NASA To Use World’s Most Advanced Laser On ICESat-2 Satellite To Monitor Polar Ice Caps


NASA will soon be launching the world’s most advanced laser instrument into space, as the space agency hopes to study Earth’s polar ice caps in greater depth than ever before.

According to a NASA press release published Thursday, the Ice, Cloud, and land Elevation Satellite-2, or ICESat-2, will come with one specific instrument, the Advanced Topographic Laser Altimeter System (ATLAS), that represents a “major technological leap” in terms of how the agency could measure changes in ice height. The laser will track these changes by measuring the time it takes for individual light photons to travel back and forth between ICESat-2 and Earth.

All in all, ICESat-2’s primary objective is to accurately measure the average change of ice covering Greenland and Antarctica per year, with its lone instrument, ATLAS, gathering data at about 60,000 measurements per second. The satellite is scheduled to launch on September 15, from Vandenberg Air Force Base in California.
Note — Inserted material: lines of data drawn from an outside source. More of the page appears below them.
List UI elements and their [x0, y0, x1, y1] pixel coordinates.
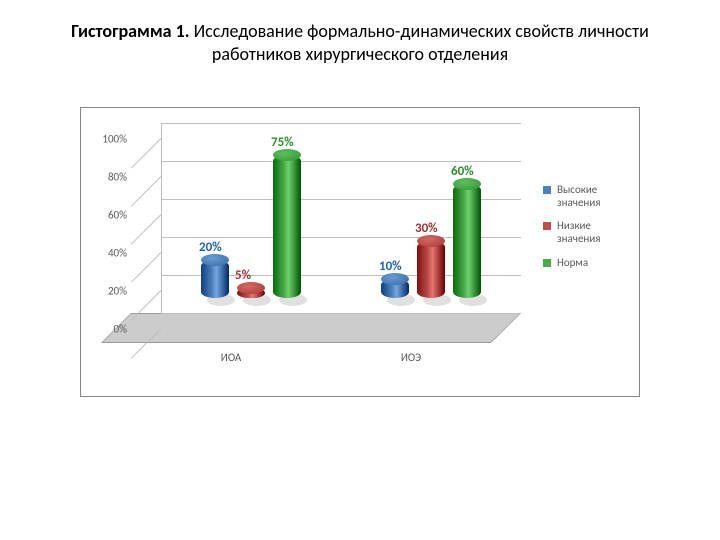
- gridline: [131, 252, 161, 282]
- legend-marker: [543, 222, 551, 230]
- y-axis-label: 80%: [89, 170, 127, 183]
- bar: [201, 260, 229, 298]
- y-axis-label: 100%: [89, 132, 127, 145]
- bar-value-label: 20%: [199, 240, 222, 255]
- legend-item: Норма: [543, 256, 629, 269]
- gridline: [161, 123, 521, 124]
- bar-value-label: 30%: [415, 221, 438, 236]
- bar: [381, 279, 409, 298]
- legend-marker: [543, 186, 551, 194]
- y-axis-label: 0%: [89, 322, 127, 335]
- bar: [453, 184, 481, 298]
- gridline: [131, 176, 161, 206]
- bar-value-label: 75%: [271, 135, 294, 150]
- legend-label: Высокие значения: [557, 183, 629, 209]
- plot-area: 0%20%40%60%80%100% 20%5%75%10%30%60% ИОА…: [131, 123, 521, 353]
- bar-value-label: 10%: [379, 259, 402, 274]
- bar-value-label: 5%: [235, 268, 251, 283]
- x-axis-label: ИОА: [171, 351, 291, 364]
- legend: Высокие значения Низкие значения Норма: [543, 183, 629, 279]
- legend-item: Высокие значения: [543, 183, 629, 209]
- y-axis-label: 60%: [89, 208, 127, 221]
- gridline: [161, 161, 521, 162]
- legend-label: Норма: [557, 256, 588, 269]
- bar: [237, 288, 265, 298]
- gridline: [161, 313, 521, 314]
- legend-item: Низкие значения: [543, 219, 629, 245]
- gridline: [131, 214, 161, 244]
- x-axis-label: ИОЭ: [351, 351, 471, 364]
- chart-frame: 0% 20% 40% 60% 80% 100% 20% 5% 75% 10% 30% 60% ИОА…: [80, 107, 640, 397]
- y-axis-label: 40%: [89, 246, 127, 259]
- title-prefix: Гистограмма 1.: [71, 20, 189, 42]
- chart-title: Гистограмма 1. Исследование формально-ди…: [30, 20, 690, 67]
- bar: [273, 155, 301, 298]
- bar: [417, 241, 445, 298]
- legend-marker: [543, 259, 551, 267]
- y-axis-label: 20%: [89, 284, 127, 297]
- bar-value-label: 60%: [451, 164, 474, 179]
- gridline: [131, 138, 161, 168]
- legend-label: Низкие значения: [557, 219, 629, 245]
- chart-floor: [101, 313, 521, 343]
- title-rest: Исследование формально-динамических свой…: [190, 20, 649, 65]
“The new observational technologies of ICESat-2 – a top recommendation of the scientific community in NASA’s first Earth science decadal survey – will advance our knowledge of how the ice sheets of Greenland and Antarctica contribute to sea level rise,” read a statement from Michael Freilich, director of the NASA Science Mission Directorate’s Earth Science Division.

Further explaining why ATLAS could be the world’s most advanced laser, NASA wrote that the laser will fire at a rate of about 10,000 times per second, which would allow it to send “hundreds of trillions of photons” to the ground in Antarctica and Greenland. The fine accuracy of the measurements, which is said to be timed to the billionth of a second, will allow ICESat-2 to provide elevation estimates that are far more detailed than those of the earlier ICESat satellite.

“ATLAS required us to develop new technologies to get the measurements needed by scientists to advance the research,” explained Doug McLennan, ICESat-2 project manager and NASA Goddard Space Flight Center scientist.

“That meant we had to engineer a satellite instrument that not only will collect incredibly precise data, but also will collect more than 250 times as many height measurements as its predecessor.”

In a news conference on Wednesday, NASA scientist Tom Wagner noted that ICESat-2’s scope could cover an area of polar ice “the size of the continental U.S. or larger,” and keep track of changes that might be very small and otherwise escape undetected, according to Space.

According to BGR, ICESat-2 is much more than a satellite carrying what is supposed to be the most advanced laser ever developed. The satellite’s measurements are expected to provide a finer view of how man-made climate change and other factors have affected the world’s polar ice caps. The publication warned that these mostly human-driven factors haven’t just caused global temperatures to rise at an unprecedented rate, but also resulted in more intense storms, droughts, and other weather events, and an increase in global sea levels due to faster rates of ice melt.